Levi Strauss CEO Chip Bergh said Thursday the jeans maker is shopping for more space as commercial rental vacancies are up.
The San Francisco-based company wants to add to its 40 stores and 200 outlet locations in the U.S. in order to boost its direct-to-customer operations, the executive said.
“That represents a huge opportunity especially with the, you know, the commercial real estate tsunami that is happening right now,” Bergh told CNBC’s Jim Cramer in a “Mad Money” interview. Vacancy rates at regional malls rose to a record 11.4% in the first quarter, up from 10.5% in the fourth quarter, according to data from Moody’s Analytics.
“It gives us an opportunity to secure great locations at great leases and we’re capitalizing on that,” he said.
Direct-to-consumer sales accounted for about 40% of Levi’s total revenue last year, the company said in February. For this year, Levi wants those sales to make up 60% of total revenue.
Part of its new store roll out is what the company calls NextGen Stores. These are designed to be smaller, as little as 2,500 square feet, and equipped with machine learning to help with inventory, Bergh said.

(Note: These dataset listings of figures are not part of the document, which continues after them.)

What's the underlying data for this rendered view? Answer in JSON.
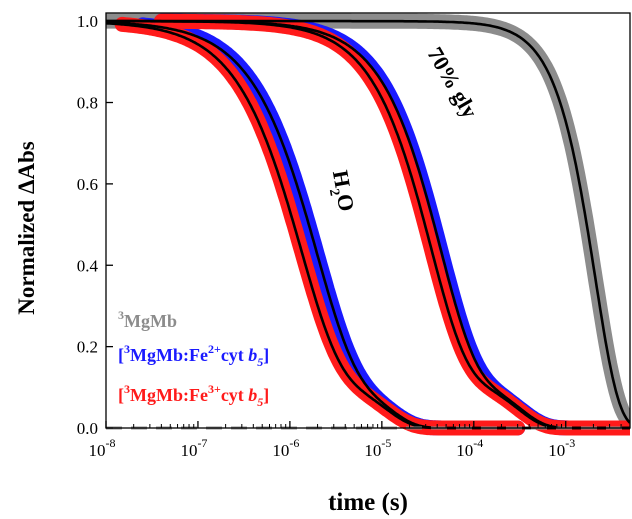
{
  "chart_data": {
    "type": "scatter",
    "title": "",
    "xlabel": "time (s)",
    "ylabel": "Normalized ΔAbs",
    "xscale": "log",
    "xlim": [
      1e-08,
      0.005
    ],
    "ylim": [
      0.0,
      1.02
    ],
    "yticks": [
      "0.0",
      "0.2",
      "0.4",
      "0.6",
      "0.8",
      "1.0"
    ],
    "xticks": [
      {
        "value": 1e-08,
        "base": "10",
        "exp": "-8"
      },
      {
        "value": 1e-07,
        "base": "10",
        "exp": "-7"
      },
      {
        "value": 1e-06,
        "base": "10",
        "exp": "-6"
      },
      {
        "value": 1e-05,
        "base": "10",
        "exp": "-5"
      },
      {
        "value": 0.0001,
        "base": "10",
        "exp": "-4"
      },
      {
        "value": 0.001,
        "base": "10",
        "exp": "-3"
      }
    ],
    "grid": false,
    "legend_position": "lower-left",
    "legend": [
      {
        "prefix": "",
        "sup1": "3",
        "main": "MgMb",
        "sup2": "",
        "tail": "",
        "italic": "",
        "sub": "",
        "close": "",
        "color": "#8c8c8c"
      },
      {
        "prefix": "[",
        "sup1": "3",
        "main": "MgMb:Fe",
        "sup2": "2+",
        "tail": "cyt ",
        "italic": "b",
        "sub": "5",
        "close": "]",
        "color": "#1a1aff"
      },
      {
        "prefix": "[",
        "sup1": "3",
        "main": "MgMb:Fe",
        "sup2": "3+",
        "tail": "cyt ",
        "italic": "b",
        "sub": "5",
        "close": "]",
        "color": "#ff1a1a"
      }
    ],
    "annotations": [
      {
        "text": "70% gly",
        "x": 5e-05,
        "y": 0.84,
        "rotation": 60
      },
      {
        "text": "H",
        "sub": "2",
        "tail": "O",
        "x": 3.2e-06,
        "y": 0.58,
        "rotation": 80
      }
    ],
    "colors": {
      "gray": "#8c8c8c",
      "blue": "#1a1aff",
      "red": "#ff1a1a",
      "fit": "#000000"
    },
    "series": [
      {
        "name": "3MgMb",
        "color": "#8c8c8c",
        "components": [
          {
            "a": 1.0,
            "tau": 0.0021,
            "beta": 1.7
          }
        ],
        "xmin": 1e-08,
        "xmax": 0.005
      },
      {
        "name": "[3MgMb:Fe2+cyt b5] H2O",
        "color": "#1a1aff",
        "components": [
          {
            "a": 0.87,
            "tau": 1.9e-06,
            "beta": 1.05
          },
          {
            "a": 0.13,
            "tau": 1.2e-05,
            "beta": 1.5
          }
        ],
        "xmin": 2.5e-08,
        "xmax": 0.0003
      },
      {
        "name": "[3MgMb:Fe3+cyt b5] H2O",
        "color": "#ff1a1a",
        "components": [
          {
            "a": 0.87,
            "tau": 1.3e-06,
            "beta": 1.05
          },
          {
            "a": 0.13,
            "tau": 1.1e-05,
            "beta": 1.5
          }
        ],
        "xmin": 1.5e-08,
        "xmax": 0.0003
      },
      {
        "name": "[3MgMb:Fe2+cyt b5] 70% gly",
        "color": "#1a1aff",
        "components": [
          {
            "a": 0.87,
            "tau": 4.3e-05,
            "beta": 1.15
          },
          {
            "a": 0.13,
            "tau": 0.00032,
            "beta": 1.6
          }
        ],
        "xmin": 4e-08,
        "xmax": 0.005
      },
      {
        "name": "[3MgMb:Fe3+cyt b5] 70% gly",
        "color": "#ff1a1a",
        "components": [
          {
            "a": 0.87,
            "tau": 3.4e-05,
            "beta": 1.15
          },
          {
            "a": 0.13,
            "tau": 0.0003,
            "beta": 1.6
          }
        ],
        "xmin": 4e-08,
        "xmax": 0.005
      }
    ],
    "baseline": {
      "y": 0.0,
      "style": "dashed",
      "color": "#8c8c8c"
    }
  }
}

“These really do represent significant opportunities and we’ve declared we’re going to be DTC-led going forward,” he said. “It’s really critical to us, gross margin accretive and we’re successful at it.”
Levi’s direct-to-consumer strategy includes its mainline and outlet stores, online operations and department stores it partners with. Sales in the category dropped 26% last quarter, losses it blamed on less foot traffic in its stores.